As we’ve mentioned, Mr. Sarthou has since trimmed his deals, working on basically two restaurants, and then prepared for a cookbook launch last year. In slowing and scaling down, he says, “I don’t have as much energy as I used to before.” He also looks back on the last 10 or so years: the tours, the restaurants, the licensing deals. “I have very few memories of it. Sunod-sunod eh (they came one right after the other). I didn’t have time to sit down, to enjoy that,” he said in a mixture of Tagalog and English. “Half of it was a blur.”

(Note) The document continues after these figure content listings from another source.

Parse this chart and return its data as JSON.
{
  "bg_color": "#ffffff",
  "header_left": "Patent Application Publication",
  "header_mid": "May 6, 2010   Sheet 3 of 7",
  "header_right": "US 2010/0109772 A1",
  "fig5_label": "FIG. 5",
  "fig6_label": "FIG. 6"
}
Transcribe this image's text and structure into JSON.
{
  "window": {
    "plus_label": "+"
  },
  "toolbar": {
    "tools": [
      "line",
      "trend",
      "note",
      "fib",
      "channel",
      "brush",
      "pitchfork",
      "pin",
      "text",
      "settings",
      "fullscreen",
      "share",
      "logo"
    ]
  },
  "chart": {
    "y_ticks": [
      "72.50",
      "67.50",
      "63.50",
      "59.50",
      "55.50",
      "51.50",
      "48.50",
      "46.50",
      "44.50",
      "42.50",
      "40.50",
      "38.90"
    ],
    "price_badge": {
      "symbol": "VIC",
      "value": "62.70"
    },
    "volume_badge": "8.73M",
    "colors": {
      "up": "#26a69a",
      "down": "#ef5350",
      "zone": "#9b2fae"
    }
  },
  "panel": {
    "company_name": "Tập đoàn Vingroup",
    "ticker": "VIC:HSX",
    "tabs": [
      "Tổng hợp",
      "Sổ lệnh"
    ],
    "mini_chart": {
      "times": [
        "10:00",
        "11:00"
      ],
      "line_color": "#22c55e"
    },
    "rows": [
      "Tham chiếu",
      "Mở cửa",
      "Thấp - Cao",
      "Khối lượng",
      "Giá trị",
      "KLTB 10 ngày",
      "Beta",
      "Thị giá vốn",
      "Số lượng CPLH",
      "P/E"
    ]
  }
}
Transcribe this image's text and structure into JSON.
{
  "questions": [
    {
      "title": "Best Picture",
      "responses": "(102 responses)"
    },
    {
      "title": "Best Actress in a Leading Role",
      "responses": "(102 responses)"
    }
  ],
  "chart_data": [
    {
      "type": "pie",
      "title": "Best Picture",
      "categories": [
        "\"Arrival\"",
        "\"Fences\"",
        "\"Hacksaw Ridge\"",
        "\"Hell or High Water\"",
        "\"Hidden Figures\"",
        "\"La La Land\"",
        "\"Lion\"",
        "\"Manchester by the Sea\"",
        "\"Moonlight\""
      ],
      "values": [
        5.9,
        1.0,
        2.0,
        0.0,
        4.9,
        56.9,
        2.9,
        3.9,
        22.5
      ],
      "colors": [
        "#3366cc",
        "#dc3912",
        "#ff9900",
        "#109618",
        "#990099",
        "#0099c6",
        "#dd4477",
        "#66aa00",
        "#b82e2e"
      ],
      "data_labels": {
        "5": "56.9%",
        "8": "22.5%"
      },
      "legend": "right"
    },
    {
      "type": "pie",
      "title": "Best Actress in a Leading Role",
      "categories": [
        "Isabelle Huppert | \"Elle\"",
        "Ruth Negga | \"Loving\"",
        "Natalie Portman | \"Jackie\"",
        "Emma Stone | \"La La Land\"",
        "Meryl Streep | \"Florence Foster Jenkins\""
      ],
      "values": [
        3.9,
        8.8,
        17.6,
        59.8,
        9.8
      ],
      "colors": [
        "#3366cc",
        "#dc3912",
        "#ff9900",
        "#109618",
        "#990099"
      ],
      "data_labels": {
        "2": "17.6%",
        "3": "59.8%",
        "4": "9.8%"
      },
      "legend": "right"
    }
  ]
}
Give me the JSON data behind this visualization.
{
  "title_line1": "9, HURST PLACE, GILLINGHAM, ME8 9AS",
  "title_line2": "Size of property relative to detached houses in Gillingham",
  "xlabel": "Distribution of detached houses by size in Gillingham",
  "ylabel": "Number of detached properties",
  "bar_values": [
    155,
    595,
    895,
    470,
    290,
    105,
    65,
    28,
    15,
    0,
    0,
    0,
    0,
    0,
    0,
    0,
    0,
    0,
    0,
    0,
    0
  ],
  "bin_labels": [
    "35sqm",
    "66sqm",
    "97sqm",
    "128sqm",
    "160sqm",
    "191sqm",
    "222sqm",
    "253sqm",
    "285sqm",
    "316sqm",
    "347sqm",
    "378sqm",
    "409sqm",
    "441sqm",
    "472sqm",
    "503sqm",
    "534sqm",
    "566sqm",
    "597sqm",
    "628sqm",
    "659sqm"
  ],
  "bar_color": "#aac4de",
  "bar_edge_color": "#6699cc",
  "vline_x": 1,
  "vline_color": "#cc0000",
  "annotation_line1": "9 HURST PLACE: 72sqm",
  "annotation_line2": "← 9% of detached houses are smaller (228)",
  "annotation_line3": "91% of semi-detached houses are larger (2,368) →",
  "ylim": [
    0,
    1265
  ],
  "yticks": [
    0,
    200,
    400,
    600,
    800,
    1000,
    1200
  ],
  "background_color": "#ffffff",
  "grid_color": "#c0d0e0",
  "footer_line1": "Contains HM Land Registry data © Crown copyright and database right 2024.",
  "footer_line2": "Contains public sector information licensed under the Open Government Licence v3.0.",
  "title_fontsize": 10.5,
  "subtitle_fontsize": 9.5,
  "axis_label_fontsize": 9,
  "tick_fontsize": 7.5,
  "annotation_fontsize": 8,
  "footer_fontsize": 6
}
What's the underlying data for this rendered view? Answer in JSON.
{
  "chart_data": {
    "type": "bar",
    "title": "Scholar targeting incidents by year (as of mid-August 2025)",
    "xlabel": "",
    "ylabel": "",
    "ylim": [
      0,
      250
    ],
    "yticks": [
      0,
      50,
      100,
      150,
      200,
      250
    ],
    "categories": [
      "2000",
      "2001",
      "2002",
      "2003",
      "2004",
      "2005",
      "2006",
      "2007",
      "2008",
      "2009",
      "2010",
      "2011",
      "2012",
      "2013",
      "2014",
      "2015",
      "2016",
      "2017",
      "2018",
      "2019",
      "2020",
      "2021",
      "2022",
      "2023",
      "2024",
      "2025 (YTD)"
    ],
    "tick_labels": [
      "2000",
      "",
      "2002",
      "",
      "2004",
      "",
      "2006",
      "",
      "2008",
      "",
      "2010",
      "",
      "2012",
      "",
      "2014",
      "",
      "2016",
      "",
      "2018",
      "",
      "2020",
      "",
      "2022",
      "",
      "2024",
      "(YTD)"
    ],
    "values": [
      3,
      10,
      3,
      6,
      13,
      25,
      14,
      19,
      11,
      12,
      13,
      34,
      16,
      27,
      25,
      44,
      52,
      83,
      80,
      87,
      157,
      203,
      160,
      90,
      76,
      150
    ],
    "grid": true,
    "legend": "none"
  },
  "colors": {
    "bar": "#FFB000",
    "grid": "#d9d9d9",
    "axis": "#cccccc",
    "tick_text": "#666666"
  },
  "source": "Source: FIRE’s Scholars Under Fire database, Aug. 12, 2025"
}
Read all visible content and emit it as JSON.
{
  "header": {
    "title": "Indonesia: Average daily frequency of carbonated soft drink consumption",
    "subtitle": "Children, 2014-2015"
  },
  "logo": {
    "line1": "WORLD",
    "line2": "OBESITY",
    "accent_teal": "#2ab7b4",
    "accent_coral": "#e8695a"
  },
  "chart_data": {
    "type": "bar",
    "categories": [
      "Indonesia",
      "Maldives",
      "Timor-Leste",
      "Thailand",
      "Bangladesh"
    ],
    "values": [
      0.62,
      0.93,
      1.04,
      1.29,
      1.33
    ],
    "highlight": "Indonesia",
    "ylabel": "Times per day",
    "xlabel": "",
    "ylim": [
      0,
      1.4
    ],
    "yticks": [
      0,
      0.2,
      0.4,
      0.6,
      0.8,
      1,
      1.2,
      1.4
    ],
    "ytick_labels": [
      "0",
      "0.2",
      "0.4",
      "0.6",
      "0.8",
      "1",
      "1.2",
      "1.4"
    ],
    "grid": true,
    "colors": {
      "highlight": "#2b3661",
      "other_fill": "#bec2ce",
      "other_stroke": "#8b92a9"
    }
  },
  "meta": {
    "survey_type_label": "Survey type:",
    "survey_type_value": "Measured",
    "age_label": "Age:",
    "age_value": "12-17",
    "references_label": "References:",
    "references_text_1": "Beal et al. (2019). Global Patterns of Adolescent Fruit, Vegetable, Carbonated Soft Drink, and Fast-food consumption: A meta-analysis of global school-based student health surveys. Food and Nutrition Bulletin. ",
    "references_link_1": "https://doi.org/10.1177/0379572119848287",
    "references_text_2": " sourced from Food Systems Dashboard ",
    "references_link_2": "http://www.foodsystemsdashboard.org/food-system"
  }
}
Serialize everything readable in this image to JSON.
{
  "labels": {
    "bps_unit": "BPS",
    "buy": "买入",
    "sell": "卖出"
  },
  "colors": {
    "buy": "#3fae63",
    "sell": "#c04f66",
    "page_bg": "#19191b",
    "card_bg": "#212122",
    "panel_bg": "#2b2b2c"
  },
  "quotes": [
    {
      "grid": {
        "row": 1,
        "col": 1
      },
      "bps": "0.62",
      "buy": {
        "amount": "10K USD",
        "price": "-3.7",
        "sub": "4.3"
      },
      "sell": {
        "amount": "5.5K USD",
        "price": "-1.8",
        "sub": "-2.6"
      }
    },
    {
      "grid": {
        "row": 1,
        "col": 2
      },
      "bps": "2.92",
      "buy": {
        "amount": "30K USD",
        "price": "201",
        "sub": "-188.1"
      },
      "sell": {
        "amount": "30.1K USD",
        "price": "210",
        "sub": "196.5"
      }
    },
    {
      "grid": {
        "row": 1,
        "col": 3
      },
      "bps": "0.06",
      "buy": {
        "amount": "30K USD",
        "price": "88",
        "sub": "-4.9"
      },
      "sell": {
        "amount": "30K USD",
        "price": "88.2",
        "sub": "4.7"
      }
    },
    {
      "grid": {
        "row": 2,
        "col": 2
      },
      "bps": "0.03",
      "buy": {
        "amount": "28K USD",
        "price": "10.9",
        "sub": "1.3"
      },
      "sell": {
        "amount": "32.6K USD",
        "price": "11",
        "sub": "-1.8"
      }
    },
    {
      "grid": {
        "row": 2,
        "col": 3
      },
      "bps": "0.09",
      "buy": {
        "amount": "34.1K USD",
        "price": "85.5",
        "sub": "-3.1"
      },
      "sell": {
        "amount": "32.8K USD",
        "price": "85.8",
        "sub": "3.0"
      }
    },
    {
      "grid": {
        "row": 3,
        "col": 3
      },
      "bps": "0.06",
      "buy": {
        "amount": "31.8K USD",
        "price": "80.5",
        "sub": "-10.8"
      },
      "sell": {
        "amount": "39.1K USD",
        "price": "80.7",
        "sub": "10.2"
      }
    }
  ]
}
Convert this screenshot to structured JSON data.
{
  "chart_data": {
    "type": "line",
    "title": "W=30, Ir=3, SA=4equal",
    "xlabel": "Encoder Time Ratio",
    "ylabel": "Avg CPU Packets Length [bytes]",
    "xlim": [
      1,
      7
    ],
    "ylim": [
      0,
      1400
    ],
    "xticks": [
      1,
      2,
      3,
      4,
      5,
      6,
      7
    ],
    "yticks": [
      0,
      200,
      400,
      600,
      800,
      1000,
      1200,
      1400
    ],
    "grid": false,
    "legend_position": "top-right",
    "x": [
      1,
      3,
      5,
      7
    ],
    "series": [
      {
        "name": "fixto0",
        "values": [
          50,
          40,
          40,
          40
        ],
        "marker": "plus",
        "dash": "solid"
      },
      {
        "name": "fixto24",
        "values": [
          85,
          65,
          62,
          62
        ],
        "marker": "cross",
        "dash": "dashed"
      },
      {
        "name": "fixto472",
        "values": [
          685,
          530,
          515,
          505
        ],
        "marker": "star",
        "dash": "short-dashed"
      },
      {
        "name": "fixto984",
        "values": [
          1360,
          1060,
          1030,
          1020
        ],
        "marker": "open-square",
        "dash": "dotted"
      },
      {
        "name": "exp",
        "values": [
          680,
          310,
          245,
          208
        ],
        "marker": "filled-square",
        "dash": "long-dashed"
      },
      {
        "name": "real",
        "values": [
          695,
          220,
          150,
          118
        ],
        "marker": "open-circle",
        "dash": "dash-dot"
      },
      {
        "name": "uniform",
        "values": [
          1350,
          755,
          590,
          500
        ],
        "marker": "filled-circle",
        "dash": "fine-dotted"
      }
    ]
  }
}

Talisay then, begins to truly feel like home. “It’s good that I can sit down, I can have a bit more time with friends… watch TV,” he said. “I’m still busy now, but I’m out of the rat race.”
Finally, BusinessWorld asked Mr. Sarthou what home really means for him: “Home is where you decide to make a home,” he said. “At a certain age, when you’re in control of your life, you determine how you put things (in it). It’s not an accident. Having a home is not dependent with other people. It’s really a conscious choice of building a home… wherever you are. There’s no stopping you.”
“It feels like home, because we made it a home.”